The Women Who Fought Japan’s Empire

Japanese colonialism is infamous for its brutalization of women, abducted and forced into sex slavery. Less known is women’s role in fighting against the Japanese Empire, brilliantly brought to life in two recent novels.

Chinese Guerrillas on Parade

A group of guerrilla fighters in China, circa 1935. (Hulton-Deutsch Collection / Corbis via Getty Images)


In Capitalists Must Starve — a novel by Park Seolyeon, translated from Korean by Anton Hur — a labor activist climbs to the rooftop of a rubber factory in Pyongyang, Korea, using a makeshift rope fashioned out of twisted Japanese cotton, staging a solo protest against unfair wages under Japanese colonial rule. In Emma Pei Yin’s fictional debut When Sleeping Women Wake, a young rebel leader fires shot after shot at pursuing Japanese soldiers from behind wooden barrels of moldy fish at a Hong Kong pier, buying time for civilians to escape onto rescue boats that will spirit them away towards safer shores.
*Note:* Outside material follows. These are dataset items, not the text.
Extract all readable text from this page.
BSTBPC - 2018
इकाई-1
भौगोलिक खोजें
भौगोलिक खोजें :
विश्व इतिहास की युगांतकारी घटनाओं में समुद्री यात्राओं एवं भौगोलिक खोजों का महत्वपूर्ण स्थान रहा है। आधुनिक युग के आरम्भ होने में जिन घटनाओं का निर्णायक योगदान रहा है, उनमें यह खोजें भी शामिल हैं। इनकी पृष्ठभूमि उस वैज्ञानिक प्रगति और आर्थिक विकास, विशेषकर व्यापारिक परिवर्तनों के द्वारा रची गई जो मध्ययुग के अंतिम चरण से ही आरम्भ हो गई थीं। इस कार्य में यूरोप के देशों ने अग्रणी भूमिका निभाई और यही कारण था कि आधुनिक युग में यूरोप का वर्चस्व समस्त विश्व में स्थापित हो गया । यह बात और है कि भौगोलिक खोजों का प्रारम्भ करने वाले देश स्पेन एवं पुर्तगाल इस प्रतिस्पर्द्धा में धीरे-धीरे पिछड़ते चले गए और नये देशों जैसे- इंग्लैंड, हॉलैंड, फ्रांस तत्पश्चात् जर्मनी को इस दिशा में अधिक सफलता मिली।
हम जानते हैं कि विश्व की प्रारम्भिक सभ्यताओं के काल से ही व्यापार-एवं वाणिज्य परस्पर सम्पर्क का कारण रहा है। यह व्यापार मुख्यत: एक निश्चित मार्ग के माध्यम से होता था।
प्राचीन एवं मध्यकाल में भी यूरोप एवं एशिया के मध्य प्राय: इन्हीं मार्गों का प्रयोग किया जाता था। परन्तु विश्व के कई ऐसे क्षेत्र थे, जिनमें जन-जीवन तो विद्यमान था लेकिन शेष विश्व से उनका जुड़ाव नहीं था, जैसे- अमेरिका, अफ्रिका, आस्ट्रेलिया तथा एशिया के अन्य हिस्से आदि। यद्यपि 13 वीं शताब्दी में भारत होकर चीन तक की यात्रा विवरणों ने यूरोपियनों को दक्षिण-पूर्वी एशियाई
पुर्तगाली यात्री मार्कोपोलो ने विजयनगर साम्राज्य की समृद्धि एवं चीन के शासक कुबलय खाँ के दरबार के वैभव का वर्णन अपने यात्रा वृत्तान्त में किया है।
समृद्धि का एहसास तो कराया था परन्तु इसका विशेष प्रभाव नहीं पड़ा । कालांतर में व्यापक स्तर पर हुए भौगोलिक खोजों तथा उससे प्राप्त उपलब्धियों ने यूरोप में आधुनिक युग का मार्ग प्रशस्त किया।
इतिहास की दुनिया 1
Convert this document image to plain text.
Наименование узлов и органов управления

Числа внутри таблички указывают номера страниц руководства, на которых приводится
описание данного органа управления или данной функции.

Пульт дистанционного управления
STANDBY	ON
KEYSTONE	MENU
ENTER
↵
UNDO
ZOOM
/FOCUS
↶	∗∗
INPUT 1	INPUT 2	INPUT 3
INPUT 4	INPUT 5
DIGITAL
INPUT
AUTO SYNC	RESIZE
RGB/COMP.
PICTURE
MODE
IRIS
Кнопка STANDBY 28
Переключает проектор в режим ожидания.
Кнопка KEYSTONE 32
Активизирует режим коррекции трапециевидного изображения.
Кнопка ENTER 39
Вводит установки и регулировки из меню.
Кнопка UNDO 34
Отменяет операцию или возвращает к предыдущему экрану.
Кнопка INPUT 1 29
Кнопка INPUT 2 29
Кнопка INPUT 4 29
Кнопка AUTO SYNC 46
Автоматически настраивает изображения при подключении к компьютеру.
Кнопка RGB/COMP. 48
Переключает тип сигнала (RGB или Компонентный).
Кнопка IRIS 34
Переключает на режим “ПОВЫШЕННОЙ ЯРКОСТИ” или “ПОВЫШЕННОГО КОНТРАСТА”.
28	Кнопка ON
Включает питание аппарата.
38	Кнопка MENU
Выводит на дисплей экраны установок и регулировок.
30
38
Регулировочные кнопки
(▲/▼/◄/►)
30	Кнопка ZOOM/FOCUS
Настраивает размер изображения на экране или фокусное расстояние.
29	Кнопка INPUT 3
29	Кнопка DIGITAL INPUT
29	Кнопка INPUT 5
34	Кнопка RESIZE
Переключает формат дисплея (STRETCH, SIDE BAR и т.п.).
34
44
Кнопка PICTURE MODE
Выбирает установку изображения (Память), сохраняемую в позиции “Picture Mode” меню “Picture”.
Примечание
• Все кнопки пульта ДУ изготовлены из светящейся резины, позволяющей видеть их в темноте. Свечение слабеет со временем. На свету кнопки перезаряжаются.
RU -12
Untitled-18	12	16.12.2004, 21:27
It’s rare to find depictions of Japan’s brutal invasion across East Asia in English-language literature; portrayals of female anti-colonial resistance are practically nonexistent. These scenes, both based on real events, are among the few representations of women fighting against Japanese occupation in the region — a rich but forgotten history that remains largely unexplored in popular anglophone narratives of World War II.

Capitalists Must Starve and When Sleeping Women Wake differ in style and context. Yet both novels dive deeply into the gendered experiences of women living under Japanese subjugation through a lens of not only survival, but also self-actualization. Under the daily indignities of war, the protagonists dare to ponder the possibilities: what of love, what of empowerment?